‘I came to a college of hotel management as a supply teacher after the year had begun and I was catapulted into endless meetings of the class council, without anything to help me sort out names, faces and backgrounds. What I found in the college was not very encouraging. It was difficult, my colleagues said, to motivate and teach the students, especially in the younger classes. I had to forget the rich and fascinating experience I’d had the previous year with High School students and change my whole approach and teaching methods. I began an exciting adventure that immediately forced me to put myself on the line and accept the challenge.
‘I am a nun. This not only shocked my students, but it made them ask thousands of questions. I didn’t let tough comments or jokes put me off my stride. So, I found myself sharing with them something about my life, my vocation, my reason for going into teaching. The first step was to begin forming a relationship, to start doing things together. Bit by bit, we became more open with one another and I began to put questions to the young people. I didn’t start with philosophical issues, but with everyday things that demand some kind of meaning: why should I get up in the morning, why should I study, be realistic, love, suffer…?
Are we aware of what we’re living? This question struck the students like lightning and made them all pull a face somewhere between laughter and pain. Having punctured a hole in their apathy, I pressed on: what is the value of the human person, individual responsibility, the search for God in people and in history? One of them, surprised that the class was listening, joked that ‘Some of us have started thinking!’ Then, with one of my colleagues, we began to build up mutual respect and she and I worked together on the basis of our subjects. We looked out bits of literature or poetry that talk about the longing for real happiness…
The students responded. They felt they were being taken seriously. They got involved with the lessons. To explain the religious sense, I suggested pieces of music that express how people feel in front of the question of meaning. Following the lyrics, the young people were faced with Bob Dylan’s ‘suspension of disbelief’, Guccini’s ‘scepticism’, Bono from U2’s ‘I still haven’t found what I’m looking for’, and I asked them: ‘Where are you in all this?’ One of them put up his hand: ‘I write poetry. Would you like to hear something I’ve written?’ A friend of his accompanied him and, doing a rap, he told the painful story of the death of a school friend. It was heartfelt: what is the human response to suffering, to finitude, to death? Recalling John Paul II, I suggested looking at his reflections during the Jubilee Celebrations for Artists. Replying to Dylan he had said that the answer was not blowing in the wind. Someone had claimed to be the answer: Jesus Christ. And this was the beginning of an understanding of Christ.
We are always finding that it’s not true that young people are indifferent to beauty and to truth. Many have first hand experience of tough times and possibly for this very reason they are more sensitive to the search for truth, for what is right, for the good, and to someone who cares about what will happen to them.

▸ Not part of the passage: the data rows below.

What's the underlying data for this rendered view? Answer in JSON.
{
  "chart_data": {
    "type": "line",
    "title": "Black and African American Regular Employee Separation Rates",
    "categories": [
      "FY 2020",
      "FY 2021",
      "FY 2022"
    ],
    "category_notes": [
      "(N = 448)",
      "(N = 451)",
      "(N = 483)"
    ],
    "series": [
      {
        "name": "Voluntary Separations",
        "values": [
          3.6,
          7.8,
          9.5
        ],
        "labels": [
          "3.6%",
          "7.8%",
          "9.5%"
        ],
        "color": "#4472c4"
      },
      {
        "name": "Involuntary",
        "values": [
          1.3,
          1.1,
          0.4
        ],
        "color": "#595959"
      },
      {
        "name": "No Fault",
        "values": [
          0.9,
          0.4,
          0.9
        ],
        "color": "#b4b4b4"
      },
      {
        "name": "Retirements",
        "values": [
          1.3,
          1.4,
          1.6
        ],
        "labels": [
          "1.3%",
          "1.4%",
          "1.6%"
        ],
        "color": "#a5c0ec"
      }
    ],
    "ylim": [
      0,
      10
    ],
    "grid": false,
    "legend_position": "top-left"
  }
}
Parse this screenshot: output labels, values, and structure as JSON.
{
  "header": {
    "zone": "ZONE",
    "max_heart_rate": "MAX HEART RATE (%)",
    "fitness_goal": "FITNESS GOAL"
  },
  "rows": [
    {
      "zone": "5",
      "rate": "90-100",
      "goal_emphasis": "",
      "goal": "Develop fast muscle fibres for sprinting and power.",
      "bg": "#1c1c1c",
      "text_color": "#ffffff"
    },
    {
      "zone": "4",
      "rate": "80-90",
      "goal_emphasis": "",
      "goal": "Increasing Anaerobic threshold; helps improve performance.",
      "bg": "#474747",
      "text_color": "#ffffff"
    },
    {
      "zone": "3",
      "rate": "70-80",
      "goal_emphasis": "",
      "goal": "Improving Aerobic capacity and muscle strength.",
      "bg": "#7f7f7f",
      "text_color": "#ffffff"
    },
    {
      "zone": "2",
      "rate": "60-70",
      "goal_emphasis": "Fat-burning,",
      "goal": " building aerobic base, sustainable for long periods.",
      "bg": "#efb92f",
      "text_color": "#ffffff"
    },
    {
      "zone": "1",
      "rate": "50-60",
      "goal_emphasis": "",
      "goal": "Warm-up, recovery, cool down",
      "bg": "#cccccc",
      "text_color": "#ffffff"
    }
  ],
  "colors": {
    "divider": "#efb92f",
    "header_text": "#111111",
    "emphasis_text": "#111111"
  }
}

One thing I’ve learnt from those who have shown me their passion for education (among them is my founder, Nicola Barrè) is this: you educate to extent that you let the other educate you.
But I feel it is necessary everyday to preserve one’s initial wonder, not losing a sense of curiosity and the desire for fresh adventure every morning we begin in class.
Preparing my lessons I’m strive not to leave anything untried in the attempt to meet the each person as a person and to transmit this message: ‘I’m happy you exist! Thanks for joining me on the way!’